The Medal of Liberty was awarded in 1986 by President Ronald Reagan as part of the festivities commemorating the 100th anniversary of the Statue of Liberty (Liberty Enlightening the World). The awarding of this medal took place only once, as it was linked to a specific event. No other Medals of Liberty have been awarded since Liberty Weekend 1986, although it is possible more may be awarded in the future.

==History==
The medal was awarded in 1986 by President Reagan to twelve outstanding people chosen as representative of the most distinguished naturalized citizens of the United States of America. David L. Wolper, producer of ABC's television's 1986 Independence Day Weekend media event, came up with the idea to have the President present awards to a select group of naturalized citizens as an essential part of the ceremonial festivities commemorating the 100th anniversary of the dedication of the Statue of Liberty in New York Harbor.

==Design==
The Medal of Liberty is a circular, bronze medallion, seven inches in diameter, hand finished and patinated by Alex Shagin. On the obverse of the medal is the bust of Frédéric Bartholdi, facing slightly to the right and holding in his right hand his small bronze sculpture of Liberty Enlightening the World, his template for the construction of the Statue of Liberty National Monument at the mouth of the Hudson River in New York Harbor. Bartholdi's name appears vertically, his middle name, Auguste, to the left of his bust and his surname to the right.

==Recipients==
Medal recipients were announced by Ted Koppel of ABC News.

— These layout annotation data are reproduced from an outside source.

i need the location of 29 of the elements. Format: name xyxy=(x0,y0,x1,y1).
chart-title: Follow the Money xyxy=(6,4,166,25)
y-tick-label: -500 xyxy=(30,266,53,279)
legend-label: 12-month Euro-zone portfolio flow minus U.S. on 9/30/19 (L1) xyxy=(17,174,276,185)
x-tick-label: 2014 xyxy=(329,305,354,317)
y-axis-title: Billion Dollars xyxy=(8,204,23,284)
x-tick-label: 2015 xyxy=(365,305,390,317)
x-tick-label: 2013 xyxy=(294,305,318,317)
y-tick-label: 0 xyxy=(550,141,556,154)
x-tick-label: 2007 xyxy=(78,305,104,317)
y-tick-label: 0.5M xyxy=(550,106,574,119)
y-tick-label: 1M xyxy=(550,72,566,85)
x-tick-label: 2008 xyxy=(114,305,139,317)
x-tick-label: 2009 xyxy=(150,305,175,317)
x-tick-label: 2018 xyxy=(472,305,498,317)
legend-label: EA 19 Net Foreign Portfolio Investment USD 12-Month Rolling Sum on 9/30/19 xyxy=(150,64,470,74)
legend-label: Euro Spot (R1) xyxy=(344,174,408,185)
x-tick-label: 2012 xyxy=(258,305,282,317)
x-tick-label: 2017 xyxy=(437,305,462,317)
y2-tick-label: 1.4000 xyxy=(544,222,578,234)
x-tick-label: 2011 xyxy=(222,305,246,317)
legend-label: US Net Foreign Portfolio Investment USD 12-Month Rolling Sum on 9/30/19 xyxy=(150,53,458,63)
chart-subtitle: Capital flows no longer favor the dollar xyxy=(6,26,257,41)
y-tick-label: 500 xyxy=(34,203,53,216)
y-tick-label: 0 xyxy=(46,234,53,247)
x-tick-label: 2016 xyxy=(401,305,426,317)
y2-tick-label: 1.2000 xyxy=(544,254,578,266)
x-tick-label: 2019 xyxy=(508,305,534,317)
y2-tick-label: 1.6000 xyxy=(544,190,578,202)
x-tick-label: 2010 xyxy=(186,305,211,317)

| Recipient | Birthplace |
|---|---|
| Irving Berlin (1888–1989) | Russia |
| Franklin Chang-Díaz (born 1950) | Costa Rica |
| Kenneth B. Clark (1914–2005) | Panama Canal Zone |
| Hanna Holborn Gray (born 1930) | Germany |
| Bob Hope (1903–2003) | United Kingdom |
| Henry Kissinger (1923-2023) | Germany |
| I. M. Pei (1917–2019) | China |
| Itzhak Perlman (born 1945) | Israel |
| James Reston (1909–1995) | United Kingdom |
| Albert Sabin (1906–1993) | Russia |
| An Wang (1920–1990) | China |
| Elie Wiesel (1928–2016) | Romania |

As of June 2025, Franklin Chang Díaz, Hanna Holborn Gray, and Itzhak Perlman are the only living holders of the Medal of Liberty.